If this is indeed Cameron’s vision of The Big Society, then my suggestions are as follows:

  1. Mrs Baines from No. 42 to become the Defence Secretary. She is a bastion of the local church and will show those bloody Afghans what’s what. At her disposal she has the massed ranks of the local WI, who will win the hearts and minds of the Iraqis with homemade scones and jam – if they know what’s good for them.
  2. Mr Jones at Mon Repos will take over the function of Foreign Secretary and formulate our foreign policy. Mr Jones has a background in the scouting movement and knows how to get people to work together. He’s also good at knots.
  3. The economy will be taken over by Mr Williams, who has an O Level in maths and used to be something big in the National Coal Board before he retired in 1985.
  4. Mrs Peeves will run the UK’s police service due to the fact she knows everything that happens in the village. She has some quaint ideas on the use of corporal punishment, which have interested Col. Tuffington-Smythe over the years.
  5. For running the national education system I would pull someone from the local drug rehabilitation centre or Alcoholics Anonymous – let’s face it, they can’t do any worse than this, or the previous lot.

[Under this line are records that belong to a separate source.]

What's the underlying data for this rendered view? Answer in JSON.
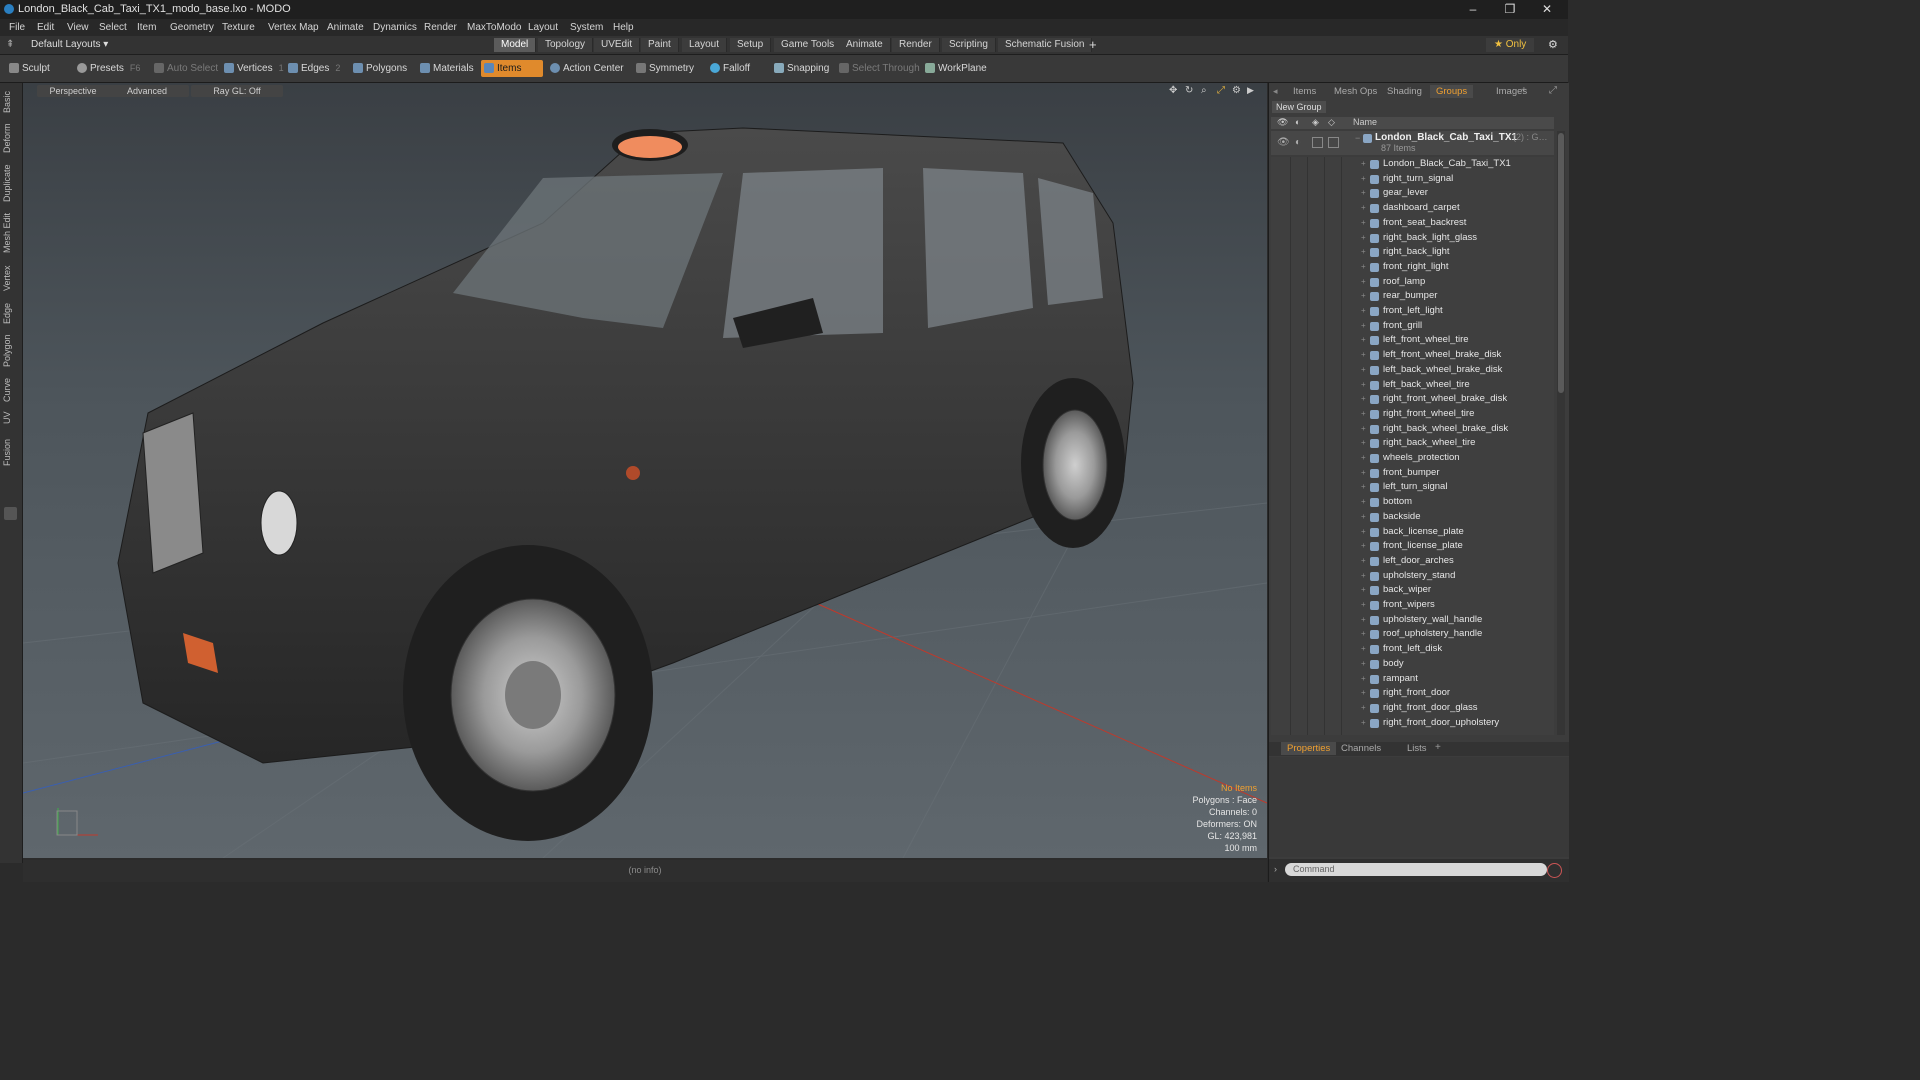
{
  "window": {
    "title": "London_Black_Cab_Taxi_TX1_modo_base.lxo - MODO",
    "controls": [
      "–",
      "❐",
      "✕"
    ]
  },
  "menu": [
    "File",
    "Edit",
    "View",
    "Select",
    "Item",
    "Geometry",
    "Texture",
    "Vertex Map",
    "Animate",
    "Dynamics",
    "Render",
    "MaxToModo",
    "Layout",
    "System",
    "Help"
  ],
  "layout_bar": {
    "layout_select": "Default Layouts ▾",
    "tabs": [
      "Model",
      "Topology",
      "UVEdit",
      "Paint",
      "Layout",
      "Setup",
      "Game Tools",
      "Animate",
      "Render",
      "Scripting",
      "Schematic Fusion"
    ],
    "active_tab": "Model",
    "add": "+",
    "only": "★  Only",
    "gear": "⚙"
  },
  "toolbar": {
    "sculpt": "Sculpt",
    "presets": "Presets",
    "presets_key": "F6",
    "auto_select": "Auto Select",
    "vertices": "Vertices",
    "vertices_count": "1",
    "edges": "Edges",
    "edges_count": "2",
    "polygons": "Polygons",
    "materials": "Materials",
    "items": "Items",
    "action_center": "Action Center",
    "symmetry": "Symmetry",
    "falloff": "Falloff",
    "snapping": "Snapping",
    "select_through": "Select Through",
    "workplane": "WorkPlane"
  },
  "left_tabs": [
    "Basic",
    "Deform",
    "Duplicate",
    "Mesh Edit",
    "Vertex",
    "Edge",
    "Polygon",
    "Curve",
    "UV",
    "Fusion"
  ],
  "viewport": {
    "view": "Perspective",
    "shading": "Advanced",
    "raygl": "Ray GL: Off",
    "hud": {
      "no_items": "No Items",
      "polygons": "Polygons : Face",
      "channels": "Channels: 0",
      "deformers": "Deformers: ON",
      "gl": "GL: 423,981",
      "unit": "100 mm"
    }
  },
  "status": "(no info)",
  "right_panel": {
    "tabs": [
      "Items",
      "Mesh Ops",
      "Shading",
      "Groups",
      "Images"
    ],
    "active_tab": "Groups",
    "new_group": "New Group",
    "col_name": "Name",
    "group_name": "London_Black_Cab_Taxi_TX1",
    "group_suffix": "(2) : G…",
    "group_count": "87 Items",
    "items": [
      "London_Black_Cab_Taxi_TX1",
      "right_turn_signal",
      "gear_lever",
      "dashboard_carpet",
      "front_seat_backrest",
      "right_back_light_glass",
      "right_back_light",
      "front_right_light",
      "roof_lamp",
      "rear_bumper",
      "front_left_light",
      "front_grill",
      "left_front_wheel_tire",
      "left_front_wheel_brake_disk",
      "left_back_wheel_brake_disk",
      "left_back_wheel_tire",
      "right_front_wheel_brake_disk",
      "right_front_wheel_tire",
      "right_back_wheel_brake_disk",
      "right_back_wheel_tire",
      "wheels_protection",
      "front_bumper",
      "left_turn_signal",
      "bottom",
      "backside",
      "back_license_plate",
      "front_license_plate",
      "left_door_arches",
      "upholstery_stand",
      "back_wiper",
      "front_wipers",
      "upholstery_wall_handle",
      "roof_upholstery_handle",
      "front_left_disk",
      "body",
      "rampant",
      "right_front_door",
      "right_front_door_glass",
      "right_front_door_upholstery"
    ],
    "bottom_tabs": [
      "Properties",
      "Channels",
      "Lists"
    ],
    "bottom_active": "Properties",
    "command_placeholder": "Command"
  }
}
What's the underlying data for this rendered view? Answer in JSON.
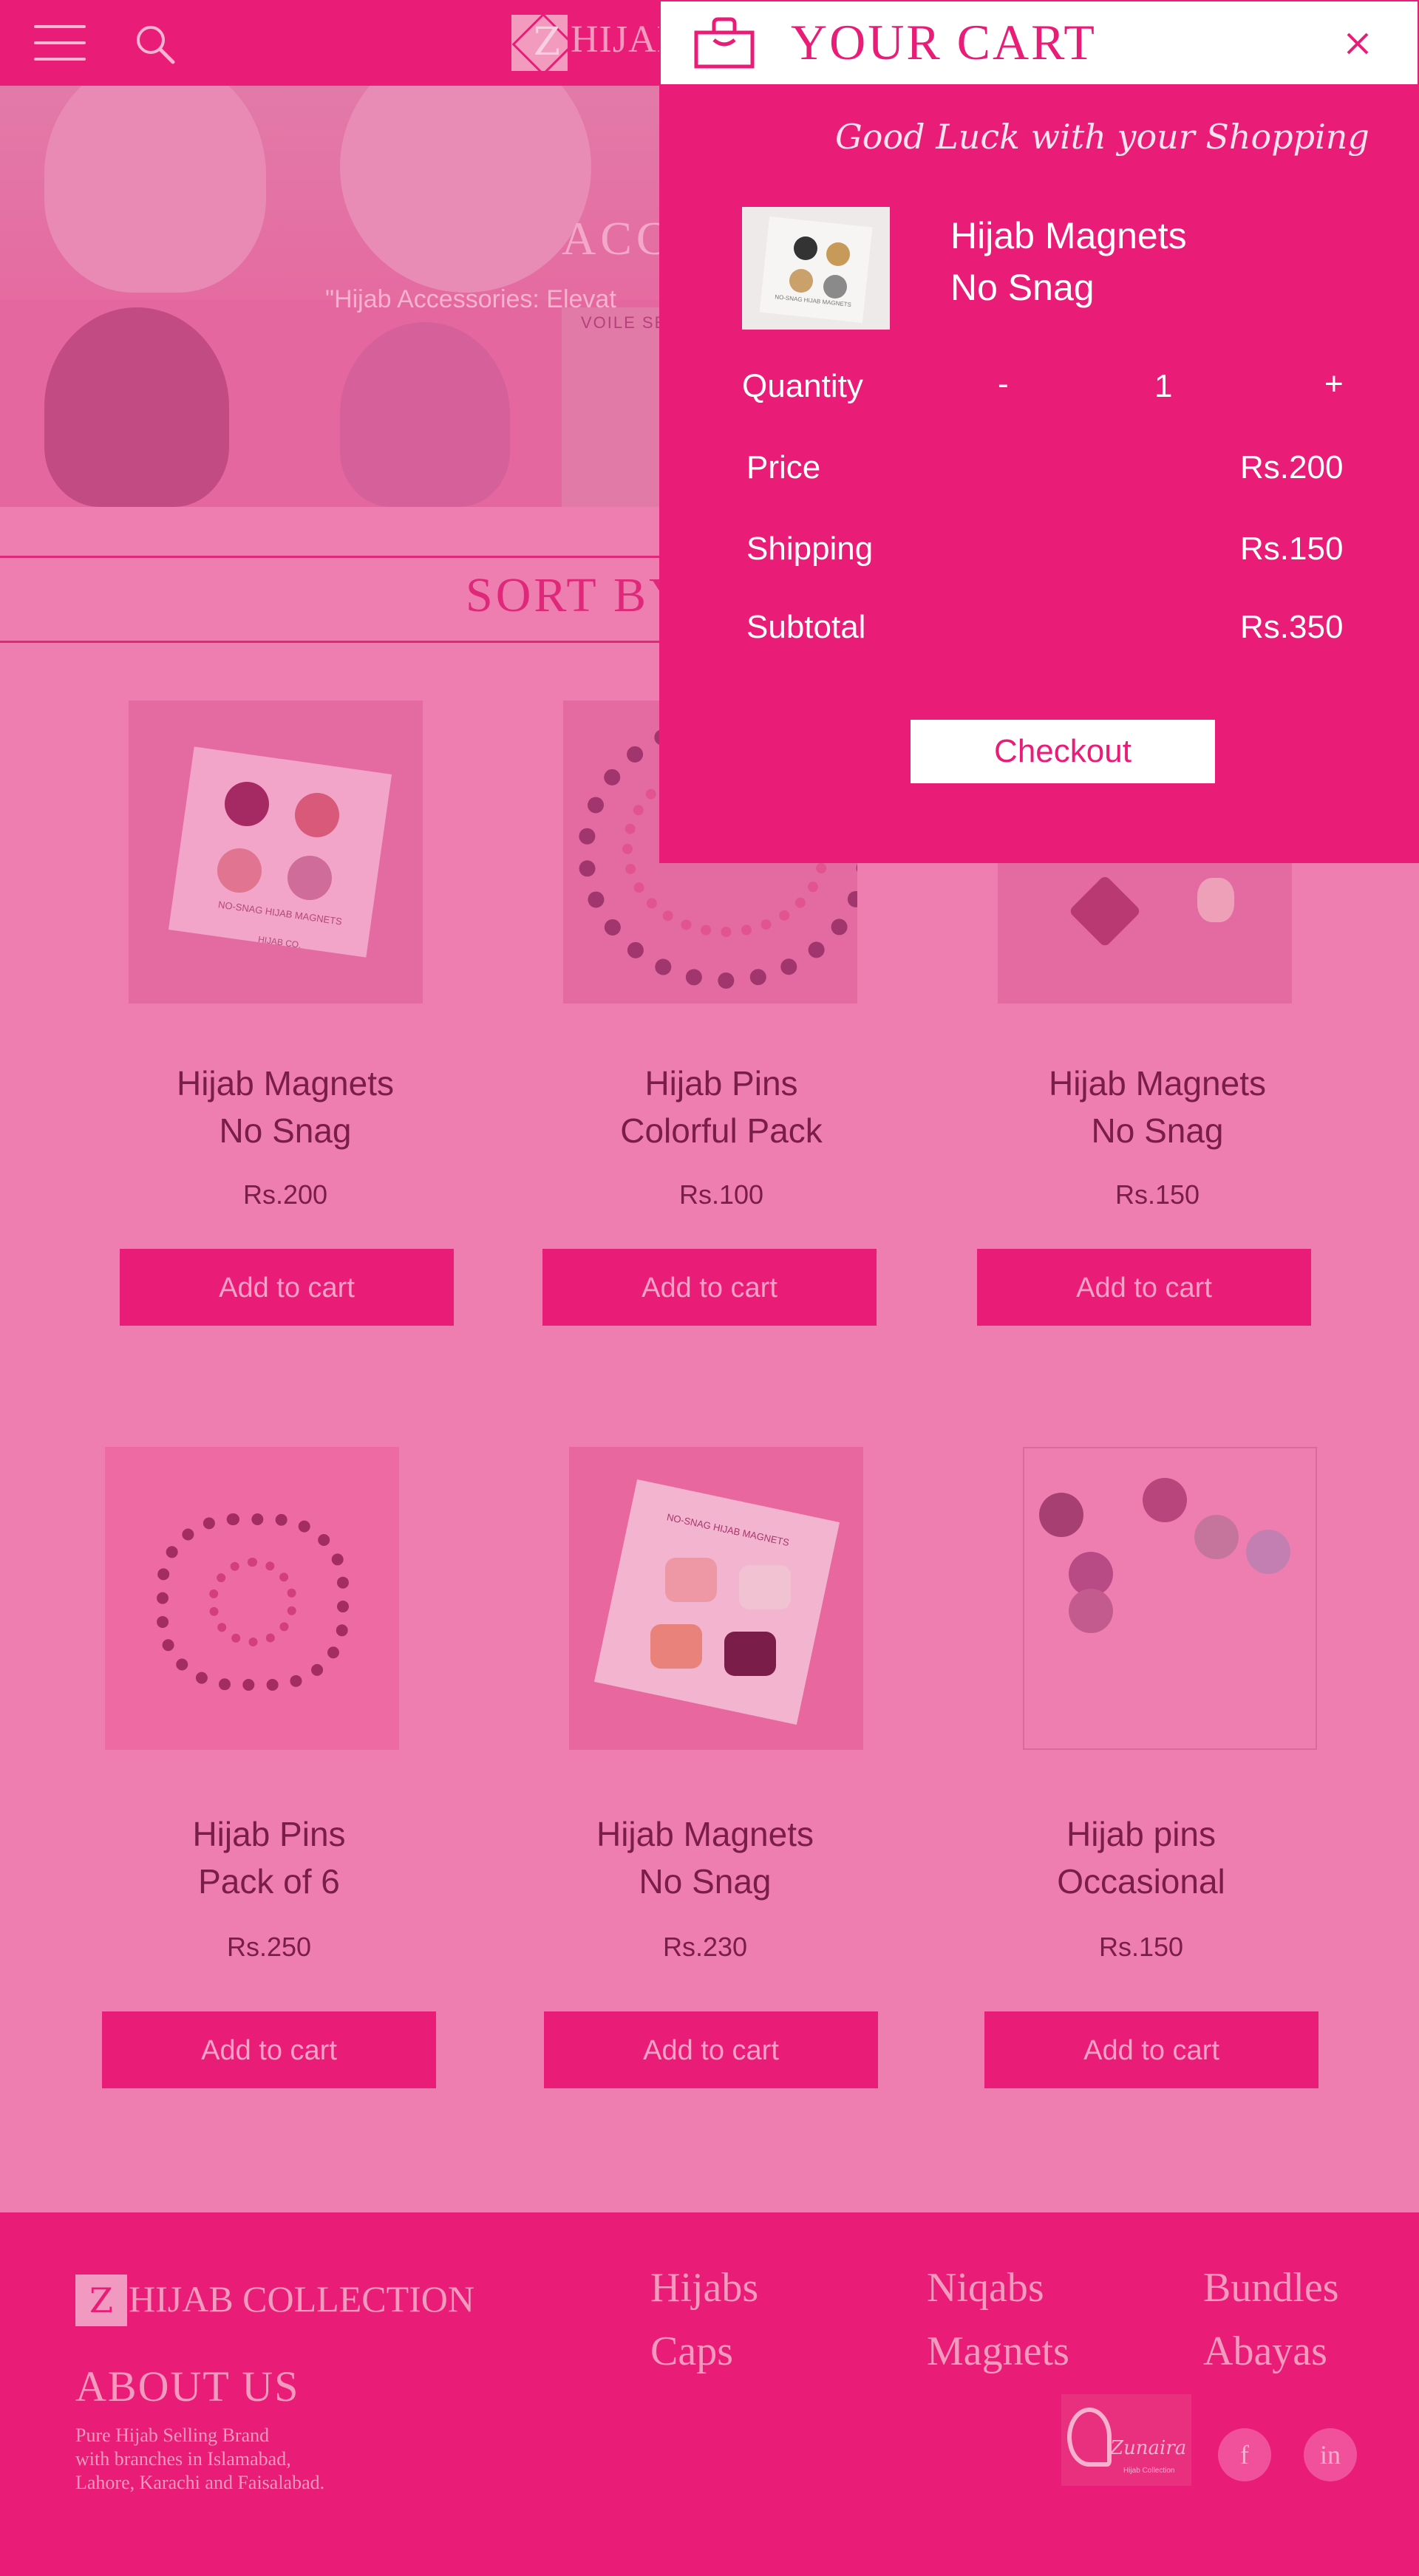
{
  "header": {
    "logo_letter": "Z",
    "logo_text": "HIJAB"
  },
  "hero": {
    "title": "ACC",
    "quote": "\"Hijab Accessories: Elevat",
    "mini_label": "VOILE SE"
  },
  "sort": {
    "label": "SORT BY"
  },
  "products": [
    {
      "name1": "Hijab Magnets",
      "name2": "No Snag",
      "price": "Rs.200",
      "button": "Add to cart"
    },
    {
      "name1": "Hijab Pins",
      "name2": "Colorful Pack",
      "price": "Rs.100",
      "button": "Add to cart"
    },
    {
      "name1": "Hijab Magnets",
      "name2": "No Snag",
      "price": "Rs.150",
      "button": "Add to cart"
    },
    {
      "name1": "Hijab Pins",
      "name2": "Pack of 6",
      "price": "Rs.250",
      "button": "Add to cart"
    },
    {
      "name1": "Hijab Magnets",
      "name2": "No Snag",
      "price": "Rs.230",
      "button": "Add to cart"
    },
    {
      "name1": "Hijab pins",
      "name2": "Occasional",
      "price": "Rs.150",
      "button": "Add to cart"
    }
  ],
  "product_image_labels": {
    "magnets_card": "NO-SNAG HIJAB MAGNETS",
    "magnets_brand": "HIJAB CO.",
    "magnets_card2": "NO-SNAG HIJAB MAGNETS"
  },
  "cart": {
    "title": "YOUR CART",
    "greeting": "Good Luck with your Shopping",
    "item_name1": "Hijab Magnets",
    "item_name2": "No Snag",
    "thumb_label": "NO-SNAG HIJAB MAGNETS",
    "quantity_label": "Quantity",
    "minus": "-",
    "quantity": "1",
    "plus": "+",
    "price_label": "Price",
    "price": "Rs.200",
    "shipping_label": "Shipping",
    "shipping": "Rs.150",
    "subtotal_label": "Subtotal",
    "subtotal": "Rs.350",
    "checkout": "Checkout"
  },
  "footer": {
    "logo_letter": "Z",
    "logo_text": "HIJAB COLLECTION",
    "about_title": "ABOUT US",
    "about_line1": "Pure Hijab Selling Brand",
    "about_line2": "with branches in Islamabad,",
    "about_line3": "Lahore, Karachi and Faisalabad.",
    "links": [
      "Hijabs",
      "Niqabs",
      "Bundles",
      "Caps",
      "Magnets",
      "Abayas"
    ],
    "brand_name": "Zunaira",
    "brand_sub": "Hijab Collection",
    "social_f": "f",
    "social_in": "in"
  },
  "colors": {
    "brand": "#e91c78",
    "page_bg": "#ee7eb0",
    "text_dark": "#7a1d49"
  }
}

  6. Mr Smith at The Lawns is very keen to run the NHS. He has some ideas about running it as an off-shore trust in the Caymans, repackaging its assets as Toxic Triple A derivatives, selling the derivatives to the banks and putting all the proceeds into currency speculation using a front company based in Switzerland.
  7. I will become Prime Minister. It will be tough for a while, what with having to live on expenses alone, but the book deals, speaking fees and non-exec directorships that will accrue following my term will make it all worthwhile.
  8. I will choose Mrs Baines’ dog, Rover, as my Deputy PM. Rover just likes to please everyone (but sometimes gets into trouble for it), does what he’s told and wags his tail a lot – excellent credentials for replacing Nick Clegg.

Of course we’d need lots of money to set it all up and a good revenue stream to finance it year-on-year, but as PM I’d simply increase the taxes. Mind you, they’d have to go up by more than what could be saved, as we’d have to pay out rather a lot in redundancy payments and the dole to those who were doing all this previously (who would be sacked by email, obviously).